In academia, it's "publish or perish." In the restaurant biz, it's "grow or dry up." So chef-restaurateur Michael Symon (Lola, Lolita) hasn't been using his downtime to unwind since he resigned from N.Y.C.'s Parea late last month. Instead, he and his partners (wife Liz Symon and colleague Doug Petkovic) are busy plotting their next moves.
"I'm sure we'll do another New York project in the next year or two," Liz Symon says. "We know the city, we know the vendors, and we have a lot of friends there. I can't see us not going back." Petkovic is more circumspect, admitting the partners have been cultivating a new concept, but insisting it's still little more than a seedling. "It's something that may show up somewhere sometime," is about all we could coax out of him.

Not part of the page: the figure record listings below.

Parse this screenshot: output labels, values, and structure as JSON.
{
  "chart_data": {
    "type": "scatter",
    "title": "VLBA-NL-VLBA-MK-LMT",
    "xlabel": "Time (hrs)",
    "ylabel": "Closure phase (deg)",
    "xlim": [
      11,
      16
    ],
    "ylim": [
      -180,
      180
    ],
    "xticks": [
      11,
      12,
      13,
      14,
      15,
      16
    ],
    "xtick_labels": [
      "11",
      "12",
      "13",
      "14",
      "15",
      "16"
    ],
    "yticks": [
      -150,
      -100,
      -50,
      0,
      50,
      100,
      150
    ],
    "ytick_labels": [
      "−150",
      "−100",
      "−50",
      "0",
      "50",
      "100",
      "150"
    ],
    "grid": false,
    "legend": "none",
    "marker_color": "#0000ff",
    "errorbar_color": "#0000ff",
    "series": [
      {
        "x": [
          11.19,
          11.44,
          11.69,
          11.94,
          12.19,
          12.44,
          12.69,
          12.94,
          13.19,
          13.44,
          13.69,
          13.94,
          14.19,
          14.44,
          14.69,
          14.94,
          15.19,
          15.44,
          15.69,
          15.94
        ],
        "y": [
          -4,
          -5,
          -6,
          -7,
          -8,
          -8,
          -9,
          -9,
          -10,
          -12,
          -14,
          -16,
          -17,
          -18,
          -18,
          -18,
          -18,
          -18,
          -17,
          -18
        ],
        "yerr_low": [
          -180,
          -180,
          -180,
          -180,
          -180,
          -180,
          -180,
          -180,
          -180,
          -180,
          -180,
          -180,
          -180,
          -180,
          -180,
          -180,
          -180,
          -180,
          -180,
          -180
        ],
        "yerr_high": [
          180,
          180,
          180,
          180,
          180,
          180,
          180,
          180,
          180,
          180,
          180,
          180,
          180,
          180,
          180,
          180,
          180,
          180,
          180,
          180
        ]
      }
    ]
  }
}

Also coming up is next spring's project, Hush, and its upstairs annex, Hush Up, just two doors down from Lola, on East Fourth Street. Food won't be served, but expect a full lineup of cocktails and wines. And, of course, there's Symon's Food Network gig, The Next Iron Chef, which he has been taping in New York since the beginning of the month.
"I talk to him about 16 seconds a day," Liz says about his grueling, seven-days-a-week taping schedule, which is likely to extend through the end of July.
Symon was one of hundreds of nationally known chefs asked to try out for the reality cooking show, which will finally hit the airwaves October 7. The winner will become a fifth Iron Chef, joining Mario Batali, Cat Cora, Masaharu Morimoto, and Bobby Flay as the defenders of the Kitchen Stadium.
From the original hundreds, the field quickly was winnowed to 30. When it debuts, the show will focus on the final eight survivors, a select crop that includes Symon.
As for the chef's resignation from Parea, tight-lipped insiders say only that he struggled with the decision for some time. "He was working with four investors who didn't share his vision, and it was very difficult for him," says someone close to Symon. "He liked the guys; he followed through on his part, but finally he just thought he could use his time better elsewhere."
The restaurant remained open after Symon departed, but it eventually shuttered on July 10. According to Parea manager Paul Zappoli, the space will reopen in mid-September with a new name and a new concept.